Former BBC Young Musician of the Year David Pyatt brings the same kind of qualities to the MOZART horn concertos, in an ideal modern alternative to the classic Dennis Brain recordings, or your favourite period-instrument performance (0927-46723-2).

 

Daniel Barenboim’s bleeding chunks from WAGNER’s Ring are beautifully played and recorded, even if Deborah Polaski’s vibrato widens too much for me in the ‘Immolation Scene’ (0927-46734-2).

 

Barbara Bonney’s SCHUBERT recital is clear-eyed, simple and eloquent – and she has the advantage of Sharon Kam’s clarinet in ‘The Shepherd on the Rock’ (0927-46741-2).

 

Charles Münch’s recording of two ROUSSEL symphonies is the closest thing we have here to a historic reissue, and No. 4 in particular is very fine (0927-46730-2).
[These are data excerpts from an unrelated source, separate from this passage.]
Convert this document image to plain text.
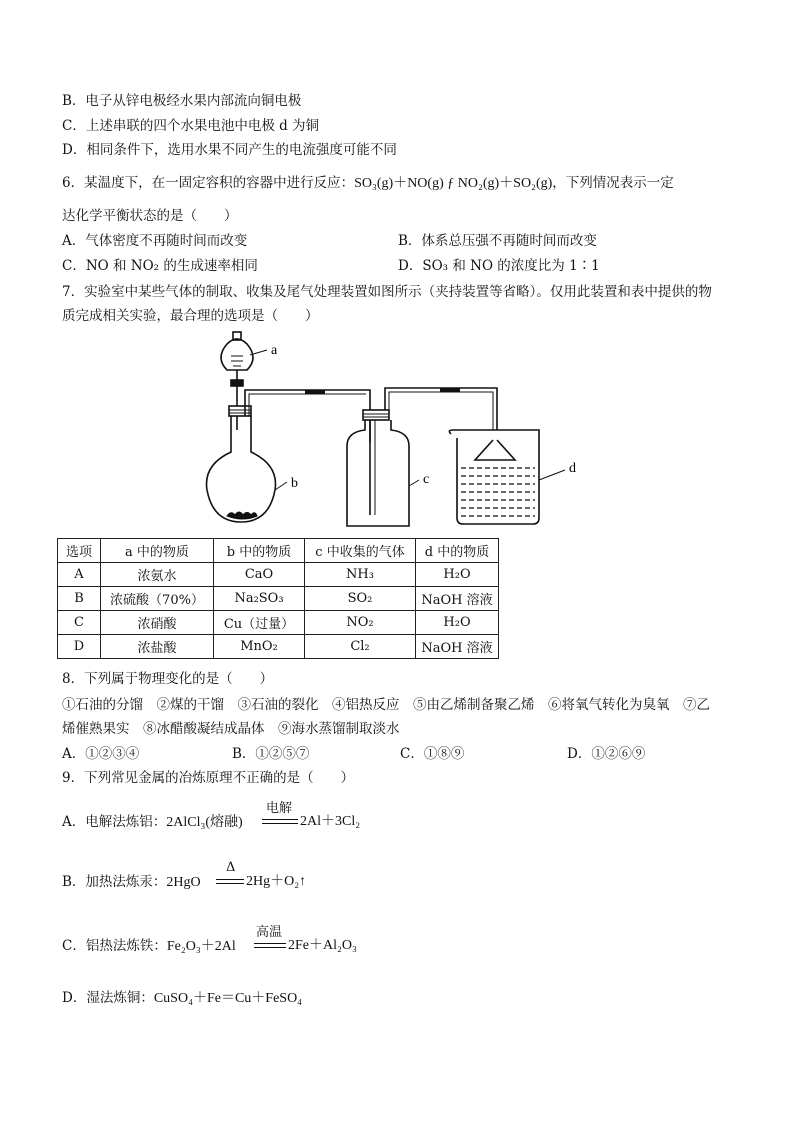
B．电子从锌电极经水果内部流向铜电极
C．上述串联的四个水果电池中电极 d 为铜
D．相同条件下，选用水果不同产生的电流强度可能不同
6．某温度下，在一固定容积的容器中进行反应：SO₃(g)＋NO(g) ƒ NO₂(g)＋SO₂(g)，下列情况表示一定
达化学平衡状态的是（　　）
A．气体密度不再随时间而改变	B．体系总压强不再随时间而改变
C．NO 和 NO₂ 的生成速率相同	D．SO₃ 和 NO 的浓度比为 1∶1
7．实验室中某些气体的制取、收集及尾气处理装置如图所示（夹持装置等省略）。仅用此装置和表中提供的物
质完成相关实验，最合理的选项是（　　）
a
b	c
d
选项	a 中的物质	b 中的物质	c 中收集的气体	d 中的物质
A	浓氨水	CaO	NH₃	H₂O
B	浓硫酸（70%）	Na₂SO₃	SO₂	NaOH 溶液
C	浓硝酸	Cu（过量）	NO₂	H₂O
D	浓盐酸	MnO₂	Cl₂	NaOH 溶液
8．下列属于物理变化的是（　　）
①石油的分馏　②煤的干馏　③石油的裂化　④铝热反应　⑤由乙烯制备聚乙烯　⑥将氧气转化为臭氧　⑦乙
烯催熟果实　⑧冰醋酸凝结成晶体　⑨海水蒸馏制取淡水
A．①②③④	B．①②⑤⑦	C．①⑧⑨	D．①②⑥⑨
9．下列常见金属的冶炼原理不正确的是（　　）
A．电解法炼铝：2AlCl₃(熔融)
电解
2Al＋3Cl₂
B．加热法炼汞：2HgO
Δ
2Hg＋O₂↑
C．铝热法炼铁：Fe₂O₃＋2Al
高温
2Fe＋Al₂O₃
D．湿法炼铜：CuSO₄＋Fe＝Cu＋FeSO₄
But wouldn’t you rather have all four symphonies on two CDs at budget price, in excellent performances and a modern recording?

 

That’s Charles Dutoit, ironically on one of Warner’s other budget labels, Erato Ultima – it would be cynical to suggest it might now be deleted.

 

Three of these first Elatus reissues are absolutely outstanding: András Schiff’s intelligent BARTÓK, with pungent accompaniment from Iván Fischer’s Hungarians (0927-46735-2).

 

Nagano’s BRITTEN CD – the Double Concerto with Kremer and Bashmet – was fascinating at full-price, with three first recordings and amazingly eloquent playing (0927-46718-2).

 

Best of the lot though is Maxim Vengerov’s SHOSTAKOVICH, the two violin concertos in searing performances that leave almost everyone but Oistrakh for dead (0927-46742-2).

 

They were on separate CDs, so brought together for the first time this is the modern recording to have – and for 11 quid? It’s a steal.